Without a song throws a spotlight on bands, albums and tracks beloved of Skin Back Alley. Old, new, classic or cutting edge, our aim is to share good music that has touched us through the years.
In 1995, the world of rock was a radically different place to the one it had been at the height of Bon Jovi’s popularity in the late 1980’s. For one, Kurt Cobain had been thrust into the role of grunge poster boy and then had just as quickly ended it all, changing the landscape of guitar music in his wake. An alternative miserabalist/realist outlook had permeated the mainstream.
Whether because of – or despite – this change in the prevailing mood, Bon Jovi had started to overhaul the tone of their music and image with 1992’s Keep The Faith.

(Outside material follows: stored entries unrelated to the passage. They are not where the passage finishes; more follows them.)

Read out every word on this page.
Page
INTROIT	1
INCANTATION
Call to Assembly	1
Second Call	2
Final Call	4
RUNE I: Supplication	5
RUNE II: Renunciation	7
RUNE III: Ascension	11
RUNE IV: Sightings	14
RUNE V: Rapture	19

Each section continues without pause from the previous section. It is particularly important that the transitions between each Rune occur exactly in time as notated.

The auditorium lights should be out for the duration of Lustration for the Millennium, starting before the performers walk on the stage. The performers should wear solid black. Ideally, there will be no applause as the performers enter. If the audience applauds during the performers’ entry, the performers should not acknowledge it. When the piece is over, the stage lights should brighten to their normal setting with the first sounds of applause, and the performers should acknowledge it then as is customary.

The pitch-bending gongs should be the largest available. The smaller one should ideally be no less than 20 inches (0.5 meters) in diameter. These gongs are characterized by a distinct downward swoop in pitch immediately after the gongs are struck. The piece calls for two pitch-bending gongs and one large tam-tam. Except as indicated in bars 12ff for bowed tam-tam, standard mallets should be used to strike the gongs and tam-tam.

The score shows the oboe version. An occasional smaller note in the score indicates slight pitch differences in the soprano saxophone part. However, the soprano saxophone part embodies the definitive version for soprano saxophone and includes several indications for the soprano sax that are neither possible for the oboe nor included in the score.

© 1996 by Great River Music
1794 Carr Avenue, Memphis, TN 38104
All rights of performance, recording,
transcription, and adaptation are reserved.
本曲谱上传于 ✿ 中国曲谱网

Gone were the poodle perms of old and in their place had come leaner cuts and less flamboyant threads. Gone were the overwrought cliches of having “seen a million faces and rocked them all,” newly apparent were a greater depth of feeling and a more nuanced outlook in their character sketches. And in “Dry County” they had recorded a near ten minute epic that came as close as the New Jersey rockers ever have to emulating their home state superstar, Bruce Springsteen.

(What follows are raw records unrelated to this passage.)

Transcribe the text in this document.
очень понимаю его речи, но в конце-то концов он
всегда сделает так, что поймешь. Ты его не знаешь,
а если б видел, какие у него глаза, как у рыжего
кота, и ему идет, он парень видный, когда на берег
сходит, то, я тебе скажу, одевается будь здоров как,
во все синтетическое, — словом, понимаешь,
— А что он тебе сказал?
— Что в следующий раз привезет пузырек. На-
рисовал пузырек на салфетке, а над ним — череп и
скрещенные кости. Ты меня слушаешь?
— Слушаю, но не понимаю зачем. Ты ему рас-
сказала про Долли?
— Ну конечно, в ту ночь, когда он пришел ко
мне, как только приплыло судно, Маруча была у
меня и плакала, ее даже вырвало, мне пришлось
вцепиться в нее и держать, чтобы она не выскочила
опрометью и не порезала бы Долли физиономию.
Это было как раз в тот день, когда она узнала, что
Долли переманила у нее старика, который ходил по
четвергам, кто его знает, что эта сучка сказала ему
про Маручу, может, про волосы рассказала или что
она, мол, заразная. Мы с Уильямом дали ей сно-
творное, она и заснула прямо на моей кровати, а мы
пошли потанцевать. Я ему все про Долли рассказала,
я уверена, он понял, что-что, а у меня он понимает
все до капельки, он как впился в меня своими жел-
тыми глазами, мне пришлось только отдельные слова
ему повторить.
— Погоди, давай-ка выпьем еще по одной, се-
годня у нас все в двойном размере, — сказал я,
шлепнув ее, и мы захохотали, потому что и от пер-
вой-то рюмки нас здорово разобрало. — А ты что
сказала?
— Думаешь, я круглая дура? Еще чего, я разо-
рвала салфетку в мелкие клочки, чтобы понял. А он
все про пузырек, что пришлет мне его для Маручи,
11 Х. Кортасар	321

Following the release of their greatest hits package, Crossroad, the group took this new development to the next level. Upon it’s release These Days was received with mixed reviews. A more muscular guitar sound and dense production, combined with decidedly downbeat lyrics, made many wonder where the good time bar band they had come to know and love had disappeared to. But for others, the album represented what many had thought the band capable of if they would only try; something akin to an artistic statement.
The first album the group recorded without bassist Alec Jon Such, this was Bon Jovi’s “dark” record. On opening track “Hey God” a family man reels at the deity and the world that have left him on the brink of homelessness. During “Something to Believe In” our narrator is on a quest for faith, whilst during its counterpart, “Something for the Pain”, he is worshiping at a different altar altogether.
This previously unheard of depth and diversity continues with album centrepiece, “My Guitar Lies Bleeding in my Arms”. The lyric of the song seems to explicitly discuss the changing nature of Bon Jovi’s world: “I can’t write a love song, the way I feel today. I can’t sing no song of hope, I got nothing to say.” For a man who has built a multi-million dollar career from penning power ballads, that’s no small admission. Accompanied by some subtle guitar licks and a powerful central section that sees the most punishing sound Richie Sambora has wrangled from his guitar since “If I was your Mother”, it is perhaps the most affecting track on the album.
Musically and artistically the group have never again achieved the same level of success in their recorded output, even if they have continued to be a cash cow. Later career missteps, like the largely acoustic album This Left Feels Right which saw them reinterpret their own back catalogue, or the bland country-tinged rock of Lost Highway, haven’t done much to broaden their horizons or deepen anyone’s understanding of their craft. Richie Sambora was more successful in that regard on his second solo outing, Undiscovered Soul. But the one-two of Keep the Faith and These Days are a fine legacy from the Garden State’s second most successful sons.